Re: [RFC v10 PATCH 0/3] mm: zap pages with read mmap_sem in munmap for large mapping

Yang Shi <yang.shi@xxxxxxxxxxxxxxxxx> · Mon, 17 Sep 2018 13:00:58 -0700

On 9/15/18 3:10 AM, Matthew Wilcox wrote:
On Sat, Sep 15, 2018 at 04:34:56AM +0800, Yang Shi wrote:
Regression and performance data:
Did the below regression test with setting thresh to 4K manually in the code:
   * Full LTP
   * Trinity (munmap/all vm syscalls)
   * Stress-ng: mmap/mmapfork/mmapfixed/mmapaddr/mmapmany/vm
   * mm-tests: kernbench, phpbench, sysbench-mariadb, will-it-scale
   * vm-scalability

With the patches, exclusive mmap_sem hold time when munmap a 80GB address
space on a machine with 32 cores of E5-2680 @ 2.70GHz dropped to us level
from second.

munmap_test-15002 [008]   594.380138: funcgraph_entry: |  __vm_munmap {
munmap_test-15002 [008]   594.380146: funcgraph_entry:      !2485684 us |    unmap_region();
munmap_test-15002 [008]   596.865836: funcgraph_exit:       !2485692 us |  }

Here the excution time of unmap_region() is used to evaluate the time of
holding read mmap_sem, then the remaining time is used with holding
exclusive lock.
Something I've been wondering about for a while is whether we should "sort"
the readers together.  ie if the acquirers look like this:

A write
B read
C read
D write
E read
F read
G write

then we should grant the lock to A, BCEF, D, G rather than A, BC, D, EF, G.

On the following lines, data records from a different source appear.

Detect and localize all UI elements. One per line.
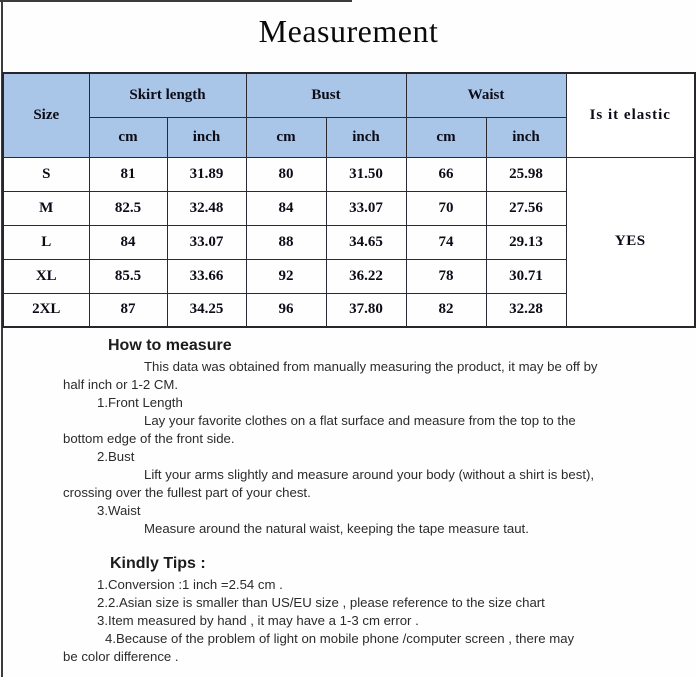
text-line: 2.2.Asian size is smaller than US/EU siz… [97,595,545,610]
table-row: S 81 31.89 80 31.50 66 25.98 YES [2,156,696,328]
measurement-value: 27.56 [485,190,567,226]
text-line: 1.Conversion :1 inch =2.54 cm . [97,577,283,592]
measurement-value: 80 [245,156,327,192]
measurement-value: 37.80 [325,292,407,328]
text-line: Lift your arms slightly and measure arou… [144,467,595,482]
page-title: Measurement [258,13,439,49]
measurement-value: 84 [245,190,327,226]
measurement-value: 88 [245,224,327,260]
size-label: 2XL [2,292,90,328]
measurement-value: 82 [405,292,487,328]
unit-header-waist-cm: cm [405,116,487,158]
measurement-value: 30.71 [485,258,567,294]
measurement-value: 34.65 [325,224,407,260]
measurement-value: 33.66 [166,258,247,294]
measurement-value: 32.28 [485,292,567,328]
measurement-value: 33.07 [325,190,407,226]
col-header-size: Size [2,72,90,158]
text-line: 3.Waist [97,503,141,518]
measurement-value: 31.89 [166,156,247,192]
col-header-skirt-length: Skirt length [88,72,247,118]
how-to-measure-lines: This data was obtained from manually mea… [0,358,697,538]
measurement-value: 32.48 [166,190,247,226]
elastic-value: YES [565,156,696,328]
text-line: half inch or 1-2 CM. [63,377,179,392]
measurement-value: 81 [88,156,168,192]
col-header-waist: Waist [405,72,567,118]
text-line: This data was obtained from manually mea… [144,359,598,374]
size-label: S [2,156,90,192]
kindly-tips-section: Kindly Tips : 1.Conversion :1 inch =2.54… [0,554,697,666]
measurement-value: 34.25 [166,292,247,328]
col-header-is-it-elastic: Is it elastic [565,72,696,158]
measurement-value: 70 [405,190,487,226]
unit-header-skirt-cm: cm [88,116,168,158]
measurement-value: 36.22 [325,258,407,294]
measurement-value: 85.5 [88,258,168,294]
col-header-bust: Bust [245,72,407,118]
unit-header-bust-cm: cm [245,116,327,158]
measurement-value: 96 [245,292,327,328]
unit-header-waist-inch: inch [485,116,567,158]
measurement-value: 74 [405,224,487,260]
text-line: 1.Front Length [97,395,183,410]
size-chart-table: Size Skirt length Bust Waist Is it elast… [2,72,696,328]
text-line: be color difference . [63,649,179,664]
size-label: M [2,190,90,226]
measurement-value: 29.13 [485,224,567,260]
text-line: bottom edge of the front side. [63,431,235,446]
unit-header-skirt-inch: inch [166,116,247,158]
how-to-measure-heading: How to measure [108,337,232,354]
header-row-groups: Size Skirt length Bust Waist Is it elast… [2,72,696,158]
table-row: L 84 33.07 88 34.65 74 29.13 [2,224,695,260]
text-line: Measure around the natural waist, keepin… [144,521,529,536]
how-to-measure-section: How to measure This data was obtained fr… [0,336,697,538]
size-label: L [2,224,90,260]
kindly-tips-heading: Kindly Tips : [110,555,206,572]
text-line: Lay your favorite clothes on a flat surf… [144,413,576,428]
page-top-border [0,0,352,2]
text-line: 2.Bust [97,449,135,464]
header-row-units: cm inch cm inch cm inch [3,116,695,158]
measurement-value: 84 [88,224,168,260]
table-row: M 82.5 32.48 84 33.07 70 27.56 [2,190,695,226]
measurement-value: 87 [88,292,168,328]
text-line: 3.Item measured by hand , it may have a … [97,613,419,628]
measurement-value: 31.50 [325,156,407,192]
text-line: crossing over the fullest part of your c… [63,485,311,500]
measurement-value: 92 [245,258,327,294]
measurement-value: 25.98 [485,156,567,192]
page-left-border [1,0,3,677]
size-label: XL [2,258,90,294]
unit-header-bust-inch: inch [325,116,407,158]
kindly-tips-lines: 1.Conversion :1 inch =2.54 cm . 2.2.Asian… [0,576,697,666]
measurement-value: 78 [405,258,487,294]
text-line: 4.Because of the problem of light on mob… [105,631,575,646]
table-row: 2XL 87 34.25 96 37.80 82 32.28 [2,292,695,328]
measurement-value: 82.5 [88,190,168,226]
measurement-value: 33.07 [166,224,247,260]
measurement-value: 66 [405,156,487,192]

I'm not sure how much this can help to the real world workload.

Typically, there are multi threads to contend for one mmap_sem. So, they 
are trying to read/write the same address space. There might be 
dependency or synchronization among them. Sorting read together might 
break the dependency?

Thanks,
Yang

A quick way to test this is in __rwsem_down_read_failed_common do
something like:

-	if (list_empty(&sem->wait_list))
+	if (list_empty(&sem->wait_list)) {
  		adjustment += RWSEM_WAITING_BIAS;
+		list_add(&waiter.list, &sem->wait_list);
+	} else {
+		struct rwsem_waiter *first = list_first_entry(&sem->wait_list,
+						struct rwsem_waiter, list);
+		if (first.type == RWSEM_WAITING_FOR_READ)
+			list_add(&waiter.list, &sem->wait_list);
+		else
+			list_add_tail(&waiter.list, &sem->wait_list);
+	}
-	list_add_tail(&waiter.list, &sem->wait_list);

It'd be interesting to know if this makes any difference with your tests.

(this isn't perfect, of course; it'll fail to sort readers together if there's
a writer at the head of the queue; eg:

A write
B write
C read
D write
E read
F write
G read

but it won't do any worse than we have at the moment).